Linux-BTRFS Archive on lore.kernel.org
 help / color / Atom feed
From: Qu Wenruo <wqu@suse.com>
To: linux-btrfs@vger.kernel.org
Cc: Leonard Lausen <leonard@lausen.nl>
Subject: [PATCH v4 12/12] btrfs: Do mandatory tree block check before submitting bio
Date: Fri, 25 Jan 2019 13:09:25 +0800
Message-ID: <20190125050925.30754-13-wqu@suse.com> (raw)
In-Reply-To: <20190125050925.30754-1-wqu@suse.com>

There are at least 2 reports about memory bit flip sneaking into on-disk
data.

Currently we only have a relaxed check triggered at
btrfs_mark_buffer_dirty() time, as it's not mandatory and only for
CONFIG_BTRFS_FS_CHECK_INTEGRITY enabled build, it doesn't help user to
detect such problem.

This patch will address the hole by triggering comprehensive check on
tree blocks before writing it back to disk.

The design points are:
- Timing of the check: Tree block write hook
  This timing is chosen to reduce the overhead.
  The comprehensive check should be as expensive as csum.
  Doing full check at btrfs_mark_buffer_dirty() is too expensive for end
  user.

- Loose empty leaf check
  Originally for empty leaf, tree-checker will report error if it's not
  a tree root.
  The problem for such check at write time is:
  * False alert for tree root created in current transaction
    In that case, the commit root still needs to be written to disk.
    And since current root can differ from commit root, then it will
    cause false alert.
    This happens for log tree.

  * False alert for relocated tree block
    Relocated tree block can be written to disk due to memory pressure,
    in that case an empty csum tree root can be written to disk and
    cause false alert, since csum root node hasn't been updated.

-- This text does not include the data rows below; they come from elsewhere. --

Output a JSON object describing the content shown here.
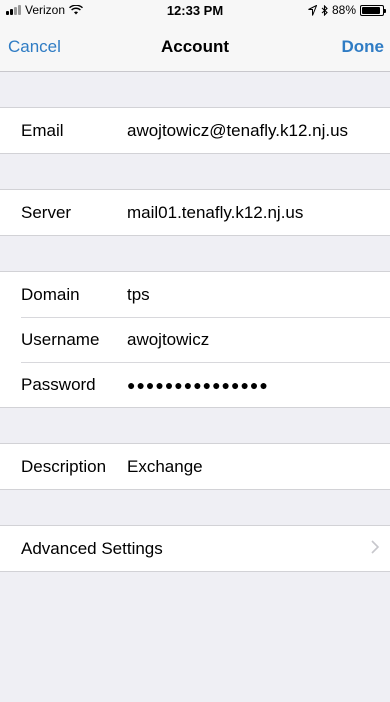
{
  "status": {
    "carrier": "Verizon",
    "time": "12:33 PM",
    "battery": "88%",
    "battery_level": 0.88
  },
  "nav": {
    "cancel": "Cancel",
    "title": "Account",
    "done": "Done"
  },
  "fields": {
    "email": {
      "label": "Email",
      "value": "awojtowicz@tenafly.k12.nj.us"
    },
    "server": {
      "label": "Server",
      "value": "mail01.tenafly.k12.nj.us"
    },
    "domain": {
      "label": "Domain",
      "value": "tps"
    },
    "username": {
      "label": "Username",
      "value": "awojtowicz"
    },
    "password": {
      "label": "Password",
      "value": "●●●●●●●●●●●●●●●"
    },
    "description": {
      "label": "Description",
      "value": "Exchange"
    }
  },
  "advanced": {
    "label": "Advanced Settings"
  },
  "colors": {
    "accent": "#2f7cc4",
    "background": "#efeff4"
  }
}
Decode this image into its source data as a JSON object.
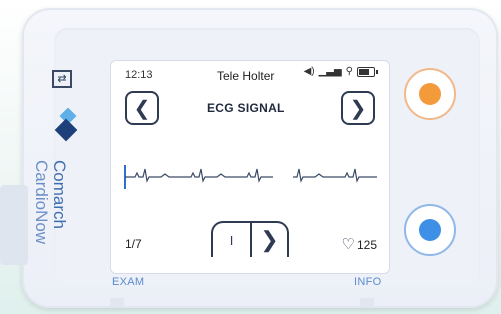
{
  "status": {
    "time": "12:13",
    "title": "Tele Holter"
  },
  "screen": {
    "title": "ECG SIGNAL",
    "page": "1/7",
    "heart_rate": "125"
  },
  "labels": {
    "exam": "EXAM",
    "info": "INFO"
  },
  "brand": {
    "line1": "Comarch",
    "line2": "CardioNow"
  },
  "icons": {
    "prev": "chevron-left-icon",
    "next": "chevron-right-icon",
    "pause": "pause-icon",
    "page_next": "chevron-right-icon",
    "heart": "heart-icon",
    "volume": "speaker-icon",
    "signal": "signal-icon",
    "location": "location-icon",
    "battery": "battery-icon",
    "usb": "usb-icon"
  },
  "colors": {
    "orange_button": "#f39a3a",
    "blue_button": "#3e8fe6",
    "accent": "#3e6db0"
  }
}
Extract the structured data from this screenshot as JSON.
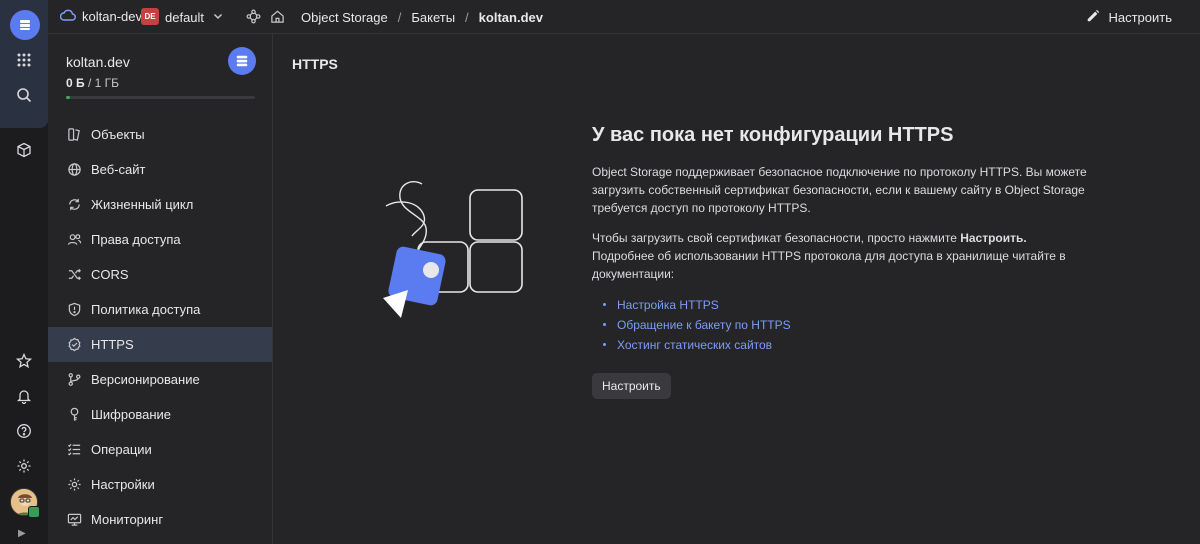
{
  "header": {
    "cloud": "koltan-dev",
    "folder_badge": "DE",
    "folder": "default",
    "breadcrumbs": [
      "Object Storage",
      "Бакеты",
      "koltan.dev"
    ],
    "configure": "Настроить"
  },
  "bucket": {
    "name": "koltan.dev",
    "used": "0 Б",
    "total": "1 ГБ",
    "usage_fraction": 0.0
  },
  "nav": {
    "items": [
      {
        "label": "Объекты",
        "icon": "objects-icon"
      },
      {
        "label": "Веб-сайт",
        "icon": "globe-icon"
      },
      {
        "label": "Жизненный цикл",
        "icon": "lifecycle-icon"
      },
      {
        "label": "Права доступа",
        "icon": "users-icon"
      },
      {
        "label": "CORS",
        "icon": "shuffle-icon"
      },
      {
        "label": "Политика доступа",
        "icon": "shield-icon"
      },
      {
        "label": "HTTPS",
        "icon": "badge-check-icon",
        "active": true
      },
      {
        "label": "Версионирование",
        "icon": "branch-icon"
      },
      {
        "label": "Шифрование",
        "icon": "key-icon"
      },
      {
        "label": "Операции",
        "icon": "list-icon"
      },
      {
        "label": "Настройки",
        "icon": "gear-icon"
      },
      {
        "label": "Мониторинг",
        "icon": "monitor-icon"
      }
    ]
  },
  "main": {
    "section_title": "HTTPS",
    "empty_title": "У вас пока нет конфигурации HTTPS",
    "para1": "Object Storage поддерживает безопасное подключение по протоколу HTTPS. Вы можете загрузить собственный сертификат безопасности, если к вашему сайту в Object Storage требуется доступ по протоколу HTTPS.",
    "para2_pre": "Чтобы загрузить свой сертификат безопасности, просто нажмите ",
    "para2_bold": "Настроить.",
    "para2_post": " Подробнее об использовании HTTPS протокола для доступа в хранилище читайте в документации:",
    "links": [
      "Настройка HTTPS",
      "Обращение к бакету по HTTPS",
      "Хостинг статических сайтов"
    ],
    "button": "Настроить"
  },
  "colors": {
    "background": "#252528",
    "accent": "#5b7cf0",
    "link": "#7c9cf8",
    "active_nav": "#353c4c",
    "folder_badge": "#c4413f"
  }
}
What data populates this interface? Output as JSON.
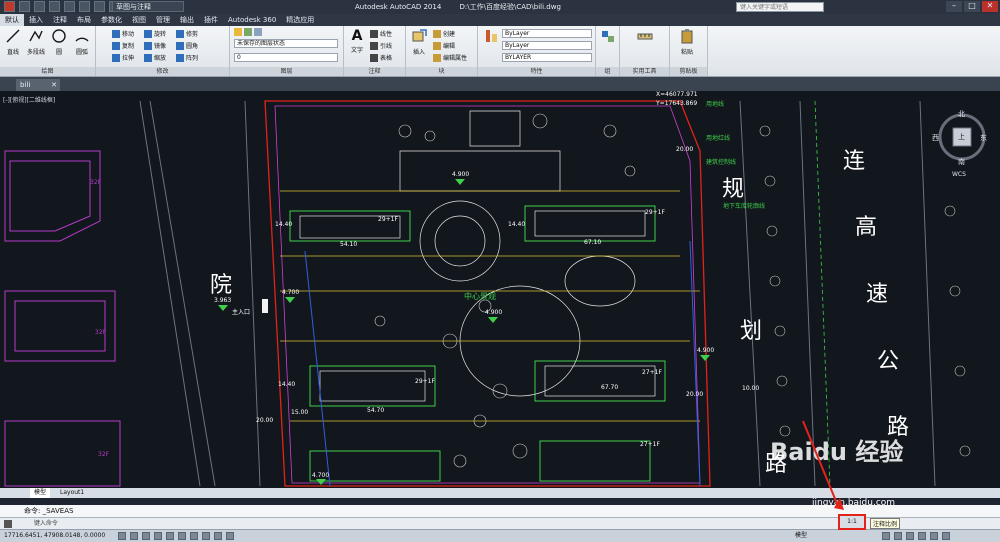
{
  "window": {
    "title_app": "Autodesk AutoCAD 2014",
    "title_path": "D:\\工作\\百度经验\\CAD\\bili.dwg",
    "workspace": "草图与注释",
    "search_placeholder": "键入关键字或短语",
    "controls": [
      "–",
      "□",
      "✕"
    ]
  },
  "menu": {
    "tabs": [
      "默认",
      "插入",
      "注释",
      "布局",
      "参数化",
      "视图",
      "管理",
      "输出",
      "插件",
      "Autodesk 360",
      "精选应用"
    ],
    "active": "默认"
  },
  "ribbon": {
    "draw": {
      "title": "绘图",
      "tools": [
        "直线",
        "多段线",
        "圆",
        "圆弧"
      ]
    },
    "modify": {
      "title": "修改",
      "rows": [
        [
          "移动",
          "旋转",
          "修剪"
        ],
        [
          "复制",
          "镜像",
          "圆角"
        ],
        [
          "拉伸",
          "缩放",
          "阵列"
        ]
      ]
    },
    "layers": {
      "title": "图层",
      "combo1": "未保存的图层状态",
      "combo2": "0"
    },
    "annotation": {
      "title": "注释",
      "big": "文字",
      "rows": [
        "线性",
        "引线",
        "表格"
      ]
    },
    "block": {
      "title": "块",
      "big": "插入",
      "rows": [
        "创建",
        "编辑",
        "编辑属性"
      ]
    },
    "properties": {
      "title": "特性",
      "big": "特性匹配",
      "combos": [
        "ByLayer",
        "ByLayer",
        "BYLAYER"
      ]
    },
    "groups": {
      "title": "组",
      "big": "组"
    },
    "utilities": {
      "title": "实用工具",
      "big": "测量"
    },
    "clipboard": {
      "title": "剪贴板",
      "big": "粘贴"
    }
  },
  "document": {
    "tab": "bili",
    "tab_close": "✕"
  },
  "viewport": {
    "label": "[-][俯视][二维线框]"
  },
  "viewcube": {
    "north": "北",
    "south": "南",
    "east": "东",
    "west": "西",
    "center": "上",
    "wcs": "WCS"
  },
  "drawing": {
    "labels_white": [
      "连",
      "高",
      "速",
      "公",
      "路",
      "规",
      "划",
      "院",
      "路"
    ],
    "levels": [
      "4.900",
      "4.700",
      "4.900",
      "4.900",
      "4.700"
    ],
    "spot_elev": "3.963",
    "entrance": "主入口",
    "center": "中心景观",
    "dims": [
      "54.10",
      "67.10",
      "54.70",
      "67.70",
      "14.40",
      "14.40",
      "14.40",
      "20.00",
      "15.00",
      "20.00",
      "10.00",
      "20.00"
    ],
    "buildings": [
      "29+1F",
      "29+1F",
      "27+1F",
      "27+1F",
      "29+1F"
    ],
    "legend": [
      "用地线",
      "用地红线",
      "建筑控制线",
      "地下车库轮廓线"
    ],
    "coords": [
      "X=46077.971",
      "Y=17643.869"
    ],
    "grid_label_1": "32F",
    "grid_label_2": "32F",
    "grid_label_3": "32F"
  },
  "layout_tabs": [
    "模型",
    "Layout1"
  ],
  "command": {
    "history": "命令: _SAVEAS",
    "prompt": "键入命令"
  },
  "status": {
    "coords": "17716.6451, 47908.0148, 0.0000",
    "model_label": "模型",
    "annotation_scale": "1:1",
    "annotation_scale_tooltip": "注释比例"
  },
  "watermark": {
    "text": "Baidu 经验",
    "url": "jingyan.baidu.com"
  }
}
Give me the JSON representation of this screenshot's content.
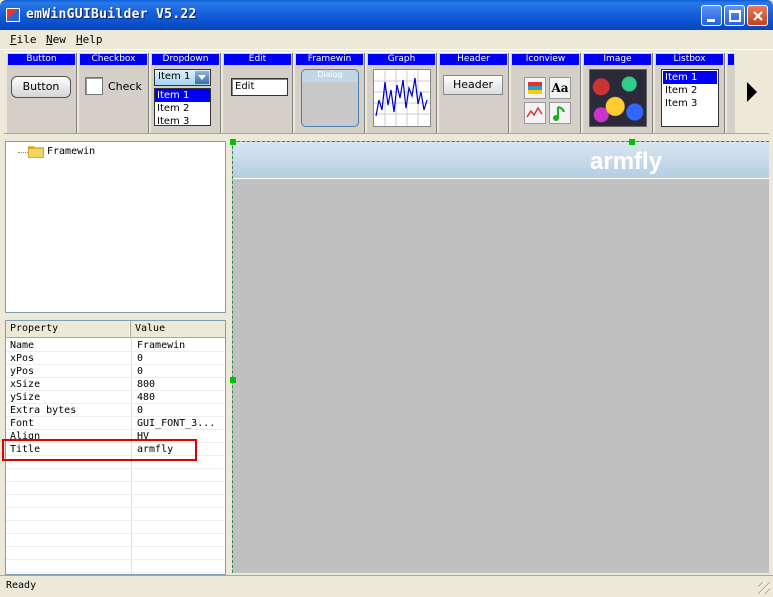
{
  "window": {
    "title": "emWinGUIBuilder V5.22"
  },
  "menu": [
    {
      "label": "File",
      "accel": "F",
      "rest": "ile"
    },
    {
      "label": "New",
      "accel": "N",
      "rest": "ew"
    },
    {
      "label": "Help",
      "accel": "H",
      "rest": "elp"
    }
  ],
  "toolbar": {
    "button": {
      "header": "Button",
      "label": "Button"
    },
    "checkbox": {
      "header": "Checkbox",
      "label": "Check"
    },
    "dropdown": {
      "header": "Dropdown",
      "selected": "Item 1",
      "items": [
        "Item 1",
        "Item 2",
        "Item 3"
      ]
    },
    "edit": {
      "header": "Edit",
      "value": "Edit"
    },
    "framewin": {
      "header": "Framewin",
      "caption": "Dialog"
    },
    "graph": {
      "header": "Graph"
    },
    "header": {
      "header": "Header",
      "label": "Header"
    },
    "iconview": {
      "header": "Iconview",
      "text_icon": "Aa"
    },
    "image": {
      "header": "Image"
    },
    "listbox": {
      "header": "Listbox",
      "items": [
        "Item 1",
        "Item 2",
        "Item 3"
      ]
    }
  },
  "tree": {
    "root": "Framewin"
  },
  "properties": {
    "col_property": "Property",
    "col_value": "Value",
    "rows": [
      {
        "name": "Name",
        "value": "Framewin"
      },
      {
        "name": "xPos",
        "value": "0"
      },
      {
        "name": "yPos",
        "value": "0"
      },
      {
        "name": "xSize",
        "value": "800"
      },
      {
        "name": "ySize",
        "value": "480"
      },
      {
        "name": "Extra bytes",
        "value": "0"
      },
      {
        "name": "Font",
        "value": "GUI_FONT_3..."
      },
      {
        "name": "Align",
        "value": "HV"
      },
      {
        "name": "Title",
        "value": "armfly"
      }
    ],
    "highlighted_row": "Title",
    "highlight_color": "#e00000"
  },
  "design": {
    "title": "armfly"
  },
  "status": {
    "text": "Ready"
  }
}
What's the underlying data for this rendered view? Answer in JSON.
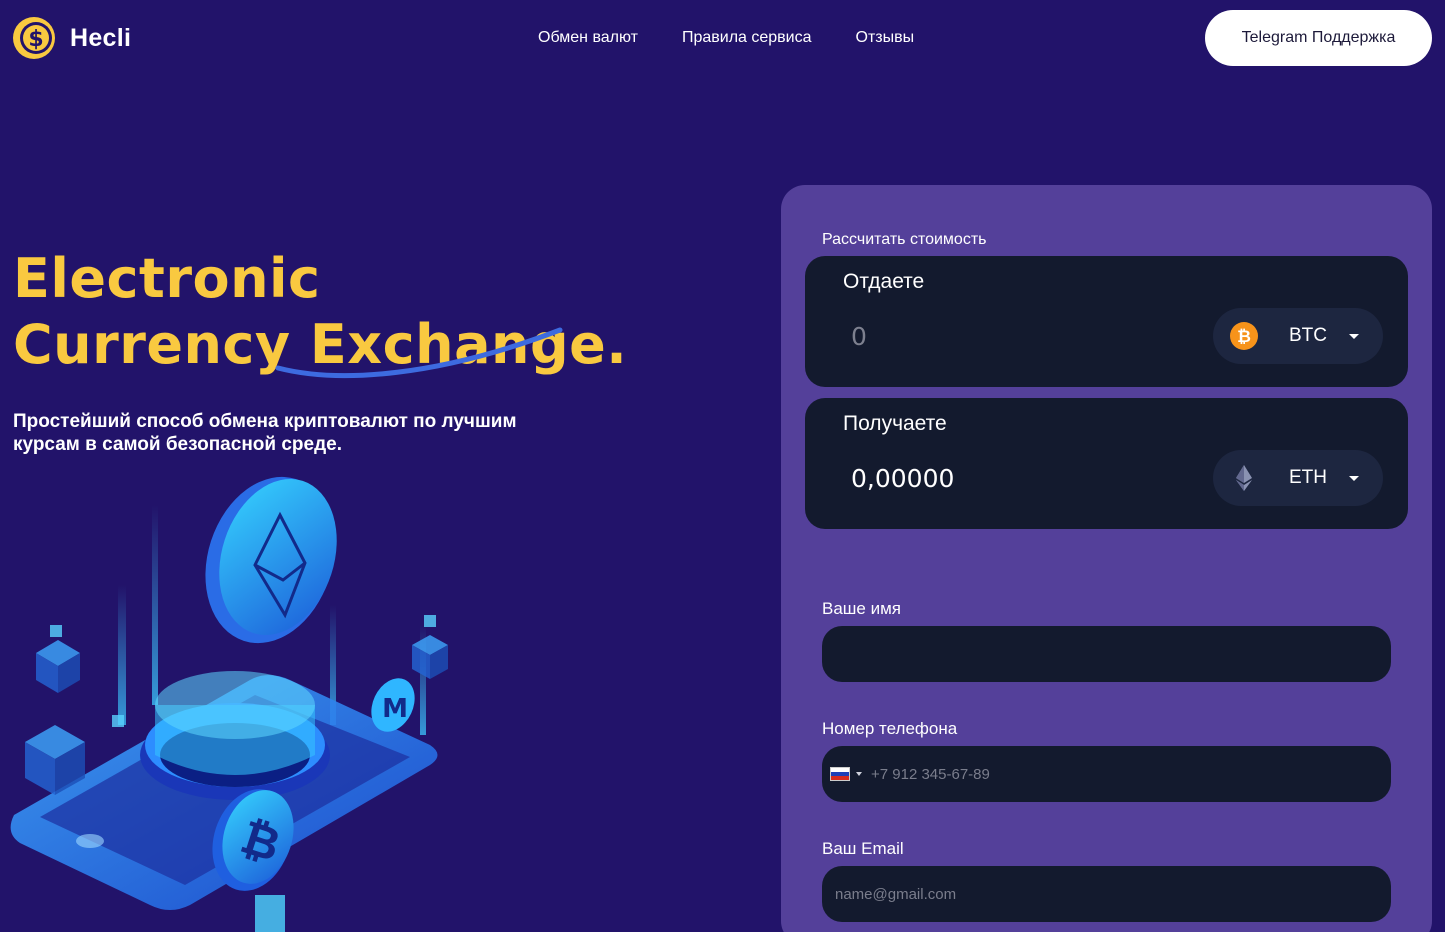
{
  "brand": {
    "name": "Hecli",
    "logo_color": "#f9c940"
  },
  "nav": [
    {
      "label": "Обмен валют"
    },
    {
      "label": "Правила сервиса"
    },
    {
      "label": "Отзывы"
    }
  ],
  "header": {
    "support_button": "Telegram Поддержка"
  },
  "hero": {
    "title_line1": "Electronic",
    "title_line2": "Currency Exchange.",
    "subtitle_line1": "Простейший способ обмена криптовалют по лучшим",
    "subtitle_line2": "курсам в самой безопасной среде."
  },
  "exchange": {
    "calc_label": "Рассчитать стоимость",
    "give": {
      "caption": "Отдаете",
      "amount": "0",
      "currency": "BTC",
      "icon": "bitcoin-icon"
    },
    "get": {
      "caption": "Получаете",
      "amount": "0,00000",
      "currency": "ETH",
      "icon": "ethereum-icon"
    }
  },
  "form": {
    "name_label": "Ваше имя",
    "name_value": "",
    "phone_label": "Номер телефона",
    "phone_placeholder": "+7 912 345-67-89",
    "email_label": "Ваш Email",
    "email_placeholder": "name@gmail.com"
  },
  "colors": {
    "page_bg": "#22136a",
    "panel_bg": "#54409a",
    "field_bg": "#131a2e",
    "accent_yellow": "#f9c940",
    "bitcoin_orange": "#f7931a"
  }
}
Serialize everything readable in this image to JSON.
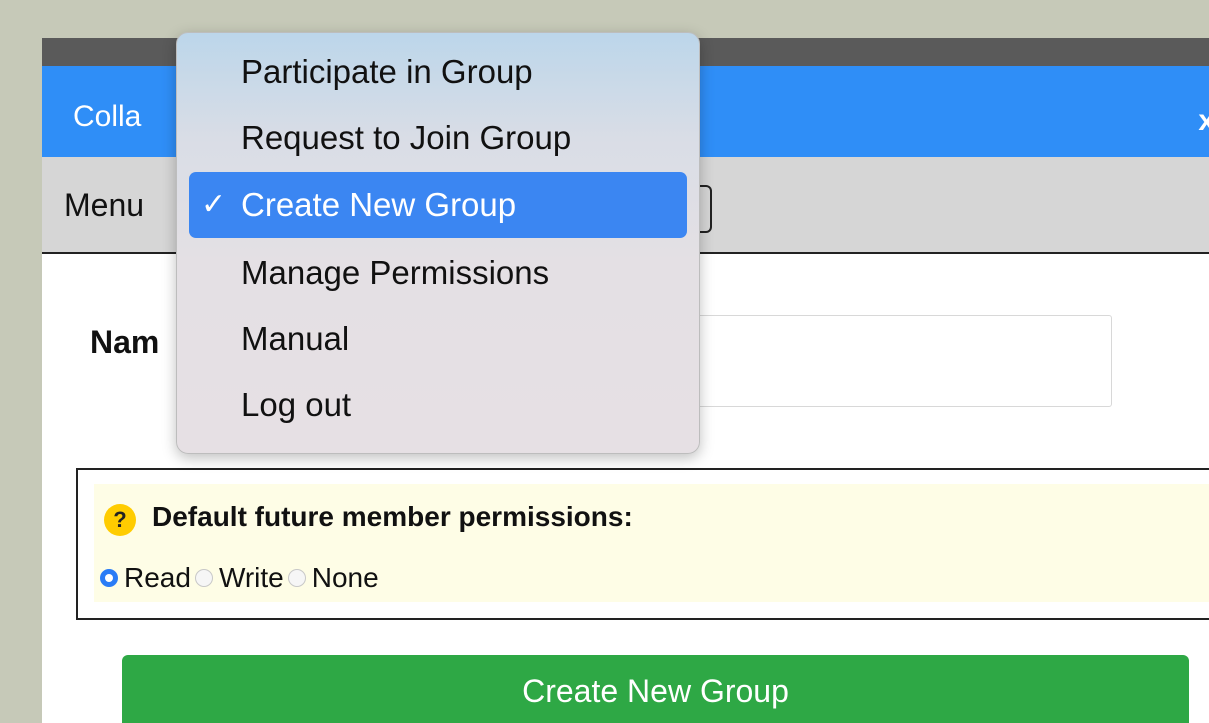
{
  "window": {
    "title": "Colla",
    "close_icon": "x"
  },
  "menubar": {
    "label": "Menu"
  },
  "dropdown": {
    "items": [
      {
        "label": "Participate in Group",
        "selected": false
      },
      {
        "label": "Request to Join Group",
        "selected": false
      },
      {
        "label": "Create New Group",
        "selected": true
      },
      {
        "label": "Manage Permissions",
        "selected": false
      },
      {
        "label": "Manual",
        "selected": false
      },
      {
        "label": "Log out",
        "selected": false
      }
    ],
    "check_glyph": "✓"
  },
  "form": {
    "name_label": "Nam",
    "name_value": ""
  },
  "permissions": {
    "help_glyph": "?",
    "title": "Default future member permissions:",
    "options": [
      {
        "label": "Read",
        "checked": true
      },
      {
        "label": "Write",
        "checked": false
      },
      {
        "label": "None",
        "checked": false
      }
    ]
  },
  "create_button": {
    "label": "Create New Group"
  },
  "colors": {
    "titlebar": "#2f8ef7",
    "button": "#2ea845",
    "selected_item": "#3b86f2",
    "help": "#ffcc00"
  }
}
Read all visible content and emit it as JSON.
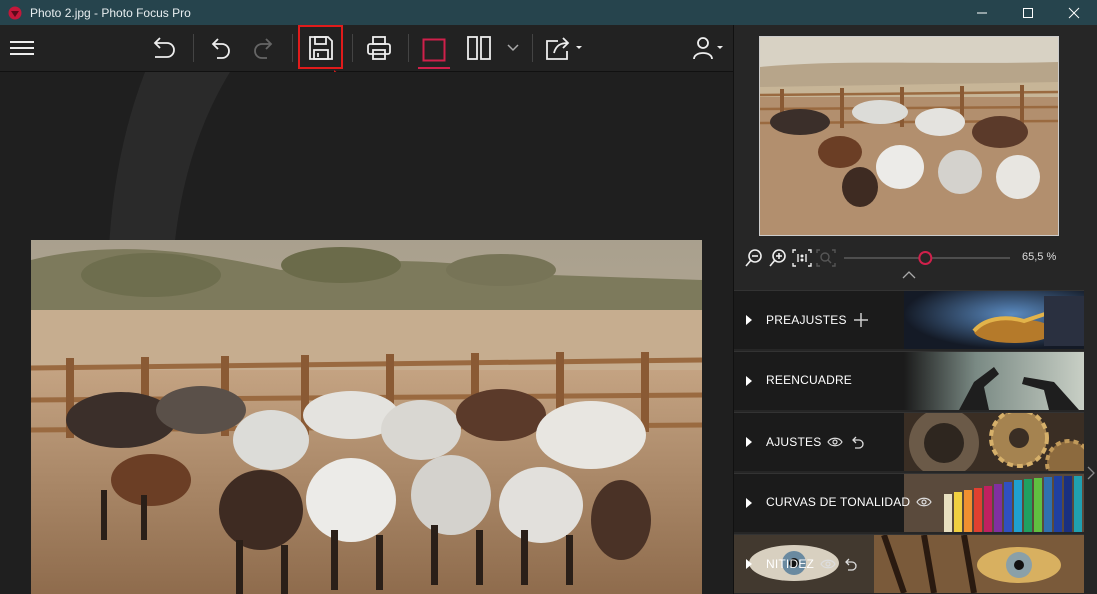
{
  "window": {
    "title": "Photo 2.jpg - Photo Focus Pro"
  },
  "toolbar": {
    "items": [
      "menu-icon",
      "undo-all-icon",
      "undo-icon",
      "redo-icon",
      "save-icon",
      "print-icon",
      "single-view-icon",
      "split-view-icon",
      "share-icon",
      "user-icon"
    ]
  },
  "navigator": {
    "zoom_value": "65,5 %",
    "zoom_level": 0.49
  },
  "panels": [
    {
      "label": "PREAJUSTES",
      "extra": "plus"
    },
    {
      "label": "REENCUADRE",
      "extra": ""
    },
    {
      "label": "AJUSTES",
      "extra": "eye-reset"
    },
    {
      "label": "CURVAS DE TONALIDAD",
      "extra": "eye"
    },
    {
      "label": "NITIDEZ",
      "extra": "eye-reset"
    }
  ],
  "colors": {
    "titlebar": "#26444d",
    "accent": "#d0204b",
    "highlight": "#e01b1b"
  }
}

  Although some more reliable empty leaf check is still kept as is.
  Namely essential trees (e.g. extent, chunk) should never be empty.

The example error output will be something like:
  BTRFS critical (device dm-3): corrupt leaf: root=2 block=1350630375424 slot=68, bad key order, prev (10510212874240 169 0) current (1714119868416 169 0)
  BTRFS error (device dm-3): write time tree block corruption detected
  BTRFS: error (device dm-3) in btrfs_commit_transaction:2220: errno=-5 IO failure (Error while writing out transaction)
  BTRFS info (device dm-3): forced readonly
  BTRFS warning (device dm-3): Skipping commit of aborted transaction.
  BTRFS: error (device dm-3) in cleanup_transaction:1839: errno=-5 IO failure
  BTRFS info (device dm-3): delayed_refs has NO entry

Reported-by: Leonard Lausen <leonard@lausen.nl>
Signed-off-by: Qu Wenruo <wqu@suse.com>
---
 fs/btrfs/disk-io.c      |  9 +++++++++
 fs/btrfs/tree-checker.c | 24 +++++++++++++++++++++---
 fs/btrfs/tree-checker.h |  8 ++++++++
 3 files changed, 38 insertions(+), 3 deletions(-)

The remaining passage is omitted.